Louisiana Bucket Brigade (LBB) project, Community Monitoring and Aerial Mapping Program, will equip communities with data about their environment. The community will benefit from having local monitoring information about precise locations of local importance: shrimping waters, oyster leases and areas where children fish, swim and play. LBB’s role will be to teach the communities about the different methods of data collection by sampling air and water. The community will make the final decision about which method to use as they create their own sampling plans, including where to sample and what media they wish to sample. The results of community monitoring may show that there is no contamination and they can eat and catch seafood with confidence. If a problem is found, they can use the data to improve the situation. The strength of LBB program is that it combines local environmental knowledge –understanding of where the oil has been and which areas are impacted—with scientific data.
Mary Queen of Vietnam Community Development Corporation (MQVN) will address the main community issues in a way that is linguistically and culturally competent. MQVN CDC has found, through surveys, interviews, and community forums, that the New Orleans East community is concerned about air, water, and seafood quality, integrity of scientific research, language access and cultural competency.
The objective is to establish the community-driven process as new precedent for scientific research. This will allow for more meaningful involvement of the New Orleans East community with regards to studies that have a direct impact on the community and will strengthen partnerships for environmental justice efforts. Benefits to the community will be:
- data produced that the community trusts and owns;
- distribution of data in a linguistically and culturally competent manner to the community; and
- establishing a community research database.
Teaching Responsible Earth Education will help Plaquemines Parish children heal from the emotional stress of the BP oil disaster, improve understanding of resource use and empower children to make decisions that benefit the natural environment and therefore themselves. The ‘Earthkeepers’ program will result in the alleviation of fears about nature and relieve stress related to the oil disaster. Students will increase their environmental and life science conceptual knowledge as they are guided through 12 experiential science activities over a three day period.

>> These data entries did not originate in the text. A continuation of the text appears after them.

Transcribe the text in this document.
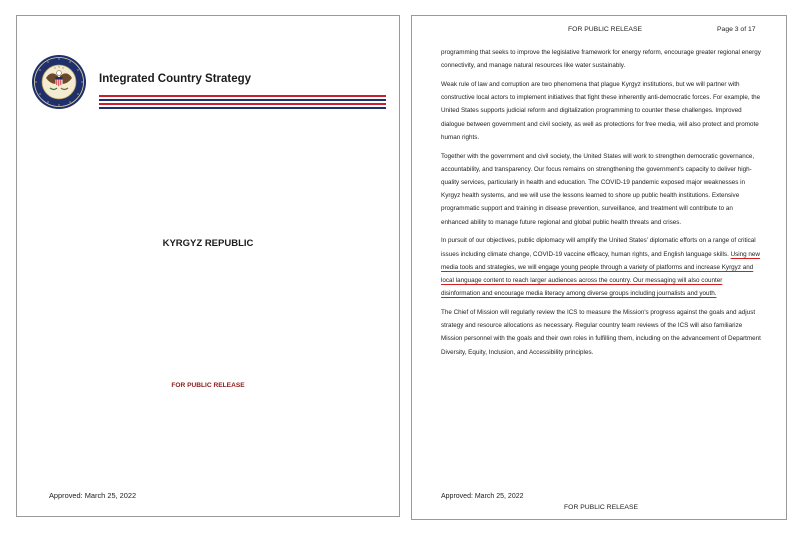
Integrated Country Strategy
KYRGYZ REPUBLIC
FOR PUBLIC RELEASE
Approved: March 25, 2022
FOR PUBLIC RELEASE	Page 3 of 17

programming that seeks to improve the legislative framework for energy reform, encourage greater regional energy connectivity, and manage natural resources like water sustainably.

Weak rule of law and corruption are two phenomena that plague Kyrgyz institutions, but we will partner with constructive local actors to implement initiatives that fight these inherently anti-democratic forces. For example, the United States supports judicial reform and digitalization programming to counter these challenges. Improved dialogue between government and civil society, as well as protections for free media, will also protect and promote human rights.

Together with the government and civil society, the United States will work to strengthen democratic governance, accountability, and transparency. Our focus remains on strengthening the government's capacity to deliver high-quality services, particularly in health and education. The COVID-19 pandemic exposed major weaknesses in Kyrgyz health systems, and we will use the lessons learned to shore up public health institutions. Extensive programmatic support and training in disease prevention, surveillance, and treatment will contribute to an enhanced ability to manage future regional and global public health threats and crises.

In pursuit of our objectives, public diplomacy will amplify the United States' diplomatic efforts on a range of critical issues including climate change, COVID-19 vaccine efficacy, human rights, and English language skills. Using new media tools and strategies, we will engage young people through a variety of platforms and increase Kyrgyz and local language content to reach larger audiences across the country. Our messaging will also counter disinformation and encourage media literacy among diverse groups including journalists and youth.

The Chief of Mission will regularly review the ICS to measure the Mission's progress against the goals and adjust strategy and resource allocations as necessary. Regular country team reviews of the ICS will also familiarize Mission personnel with the goals and their own roles in fulfilling them, including on the advancement of Department Diversity, Equity, Inclusion, and Accessibility principles.

Approved: March 25, 2022
FOR PUBLIC RELEASE
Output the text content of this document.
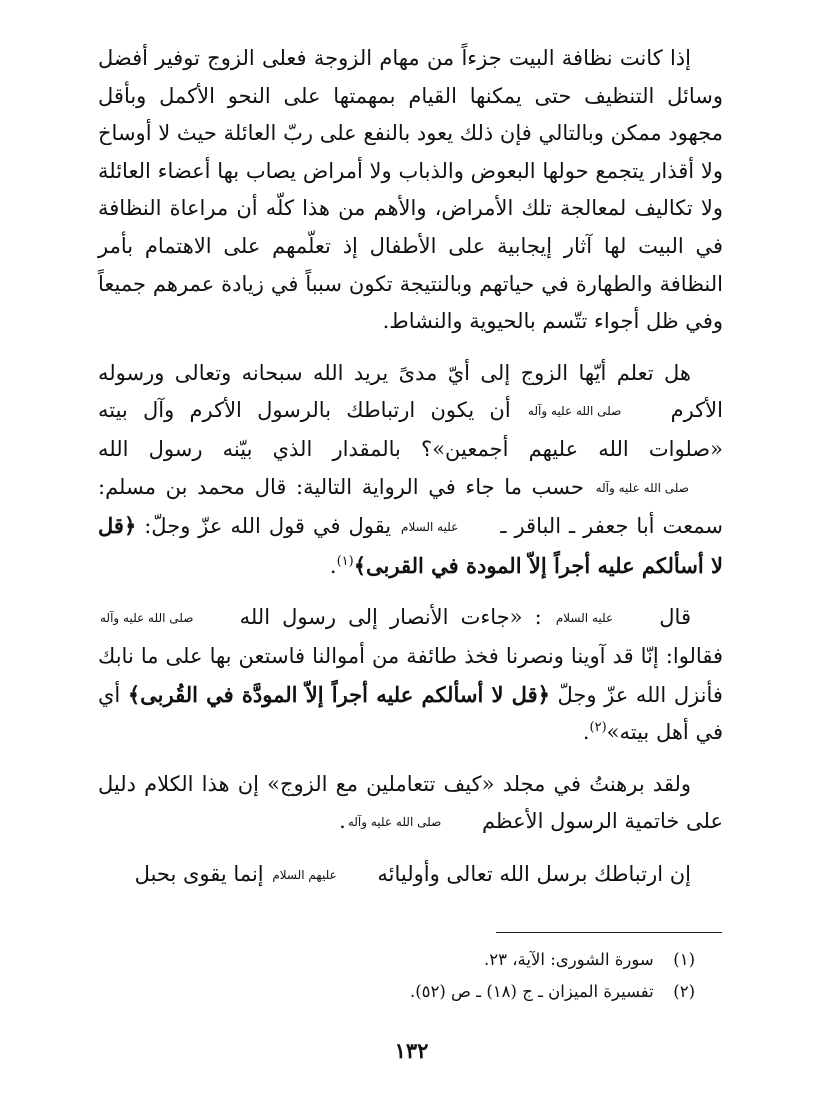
إذا كانت نظافة البيت جزءاً من مهام الزوجة فعلى الزوج توفير أفضل وسائل التنظيف حتى يمكنها القيام بمهمتها على النحو الأكمل وبأقل مجهود ممكن وبالتالي فإن ذلك يعود بالنفع على ربّ العائلة حيث لا أوساخ ولا أقذار يتجمع حولها البعوض والذباب ولا أمراض يصاب بها أعضاء العائلة ولا تكاليف لمعالجة تلك الأمراض، والأهم من هذا كلّه أن مراعاة النظافة في البيت لها آثار إيجابية على الأطفال إذ تعلّمهم على الاهتمام بأمر النظافة والطهارة في حياتهم وبالنتيجة تكون سبباً في زيادة عمرهم جميعاً وفي ظل أجواء تتّسم بالحيوية والنشاط.

هل تعلم أيّها الزوج إلى أيّ مدىً يريد الله سبحانه وتعالى ورسوله الأكرم صلى الله عليه وآله أن يكون ارتباطك بالرسول الأكرم وآل بيته «صلوات الله عليهم أجمعين»؟ بالمقدار الذي بيّنه رسول الله صلى الله عليه وآله حسب ما جاء في الرواية التالية: قال محمد بن مسلم: سمعت أبا جعفر ـ الباقر ـ عليه السلام يقول في قول الله عزّ وجلّ: ﴿قل لا أسألكم عليه أجراً إلاّ المودة في القربى﴾$^{(١)}$.

قال عليه السلام : «جاءت الأنصار إلى رسول الله صلى الله عليه وآله فقالوا: إنّا قد آوينا ونصرنا فخذ طائفة من أموالنا فاستعن بها على ما نابك فأنزل الله عزّ وجلّ ﴿قل لا أسألكم عليه أجراً إلاّ المودَّة في القُربى﴾ أي في أهل بيته»$^{(٢)}$.

ولقد برهنتُ في مجلد «كيف تتعاملين مع الزوج» إن هذا الكلام دليل على خاتمية الرسول الأعظم صلى الله عليه وآله.

إن ارتباطك برسل الله تعالى وأوليائه عليهم السلام إنما يقوى بحبل

(١) سورة الشورى: الآية، ٢٣.
(٢) تفسيرة الميزان ـ ج (١٨) ـ ص (٥٢).
١٣٢
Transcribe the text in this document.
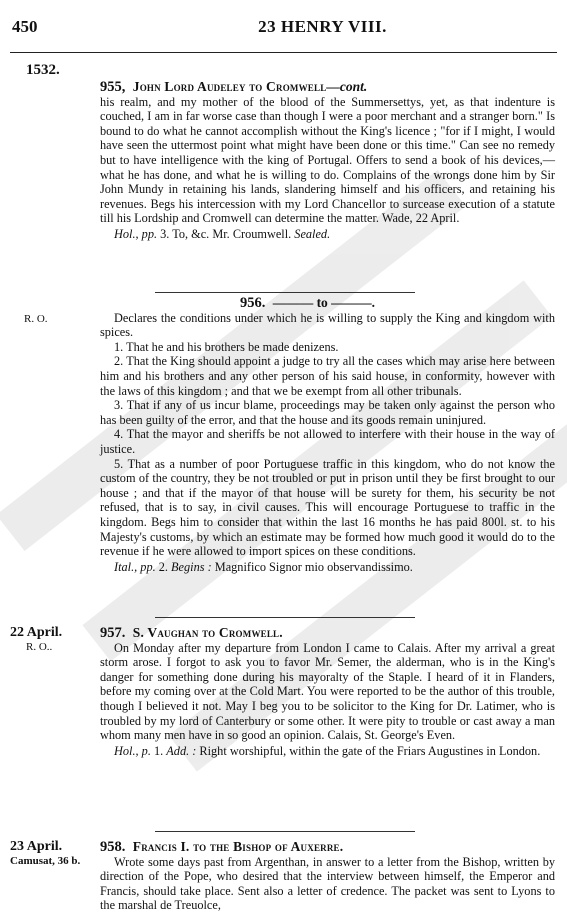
450	23 HENRY VIII.
1532.
955, John Lord Audeley to Cromwell—cont.
his realm, and my mother of the blood of the Summersettys, yet, as that indenture is couched, I am in far worse case than though I were a poor merchant and a stranger born." Is bound to do what he cannot accomplish without the King's licence ; "for if I might, I would have seen the uttermost point what might have been done or this time." Can see no remedy but to have intelligence with the king of Portugal. Offers to send a book of his devices,—what he has done, and what he is willing to do. Complains of the wrongs done him by Sir John Mundy in retaining his lands, slandering himself and his officers, and retaining his revenues. Begs his intercession with my Lord Chancellor to surcease execution of a statute till his Lordship and Cromwell can determine the matter. Wade, 22 April.
Hol., pp. 3. To, &c. Mr. Croumwell. Sealed.
R. O.
956. ——— to ———.
Declares the conditions under which he is willing to supply the King and kingdom with spices.
1. That he and his brothers be made denizens.
2. That the King should appoint a judge to try all the cases which may arise here between him and his brothers and any other person of his said house, in conformity, however with the laws of this kingdom ; and that we be exempt from all other tribunals.
3. That if any of us incur blame, proceedings may be taken only against the person who has been guilty of the error, and that the house and its goods remain uninjured.
4. That the mayor and sheriffs be not allowed to interfere with their house in the way of justice.
5. That as a number of poor Portuguese traffic in this kingdom, who do not know the custom of the country, they be not troubled or put in prison until they be first brought to our house ; and that if the mayor of that house will be surety for them, his security be not refused, that is to say, in civil causes. This will encourage Portuguese to traffic in the kingdom. Begs him to consider that within the last 16 months he has paid 800l. st. to his Majesty's customs, by which an estimate may be formed how much good it would do to the revenue if he were allowed to import spices on these conditions.
Ital., pp. 2. Begins : Magnifico Signor mio observandissimo.
22 April.
R. O..
957. S. Vaughan to Cromwell.
On Monday after my departure from London I came to Calais. After my arrival a great storm arose. I forgot to ask you to favor Mr. Semer, the alderman, who is in the King's danger for something done during his mayoralty of the Staple. I heard of it in Flanders, before my coming over at the Cold Mart. You were reported to be the author of this trouble, though I believed it not. May I beg you to be solicitor to the King for Dr. Latimer, who is troubled by my lord of Canterbury or some other. It were pity to trouble or cast away a man whom many men have in so good an opinion. Calais, St. George's Even.
Hol., p. 1. Add. : Right worshipful, within the gate of the Friars Augustines in London.
23 April.
Camusat, 36 b.
958. Francis I. to the Bishop of Auxerre.
Wrote some days past from Argenthan, in answer to a letter from the Bishop, written by direction of the Pope, who desired that the interview between himself, the Emperor and Francis, should take place. Sent also a letter of credence. The packet was sent to Lyons to the marshal de Treuolce,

The environmental justice cooperative agreements are designed to support communities in Alabama, Florida, Louisiana, Mississippi, and Texas that are directly affected by the BP oil spill in the Gulf of Mexico. They will provide funding to incorporated local non-profit community-based organizations—including faith-based organizations, environmental justice networks, and local Native American tribal governments. They are intended to assist local communities facing environmental justice challenges and help develop educational materials and strategies on how to address and adapt to the spill’s long-term effects.
EPA developed this program after meeting with local organizations in the Gulf Region and learning that there is a need for technical assistance to support educational outreach to communities affected by the BP oil spill. Providing grant funding directly to local organizations will help to ensure that information is distributed through trusted networks of communication and from organizations that will continue to support efforts to rebuild in the wake of disaster.